Collage, he once told the Detroit Free Press, "has a wonderful ability to make a string of extreme things go together."
Loving's works are included in the permanent collections of the Whitney and the Metropolitan Museum of Art in New York, the Philadelphia Museum of Art and the Detroit Institute of Arts.
Loving also created large commissioned public works, including a ceramic mural in one of Detroit's People Mover stations and another in the David Adamany Library at Wayne State University. In 1996, he created a collage painting for the Sacramento Convention Center, and in 2001 he completed a large mosaic wall with 70 stained-glass windows for Brooklyn's Broadway-East New York subway station.
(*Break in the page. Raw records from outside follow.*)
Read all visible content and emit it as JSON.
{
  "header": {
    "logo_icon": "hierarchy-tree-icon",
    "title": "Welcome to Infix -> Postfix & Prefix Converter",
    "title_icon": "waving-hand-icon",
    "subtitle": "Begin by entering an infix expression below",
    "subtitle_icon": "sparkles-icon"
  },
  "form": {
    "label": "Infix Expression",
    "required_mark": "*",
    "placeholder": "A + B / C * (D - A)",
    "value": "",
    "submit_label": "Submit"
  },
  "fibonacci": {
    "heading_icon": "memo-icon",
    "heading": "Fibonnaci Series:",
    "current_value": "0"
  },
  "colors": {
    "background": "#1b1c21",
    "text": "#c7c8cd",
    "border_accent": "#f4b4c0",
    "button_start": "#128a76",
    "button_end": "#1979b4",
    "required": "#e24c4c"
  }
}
Born Alvin Demar Loving Jr. on Sept. 19, 1935, in Detroit, Loving first began copying landscapes and watercolors under the tutelage of his father, a teacher and part-time sign painter. When the family spent a year in India, young Loving decided on a career in fine art rather than commercial art, which was considered more practical for blacks in that day.
He earned a bachelor of fine arts degree from the University of Illinois and a master of fine arts from the University of Michigan.
Loving taught briefly at Eastern Michigan University before establishing his studio in New York in 1968.
He is survived by his wife, the former Mara Kearney; three children from earlier marriages, Alvin Demar Loving III of Long Beach, Alicia Loving of New York and Anne Bethel of Eleuthera, Bahamas; a brother, Paul of Detroit; a sister, Pamela Copeland of Flint, Mich.; and eight grandchildren. Another daughter, Lauri Hurd, died in 2001.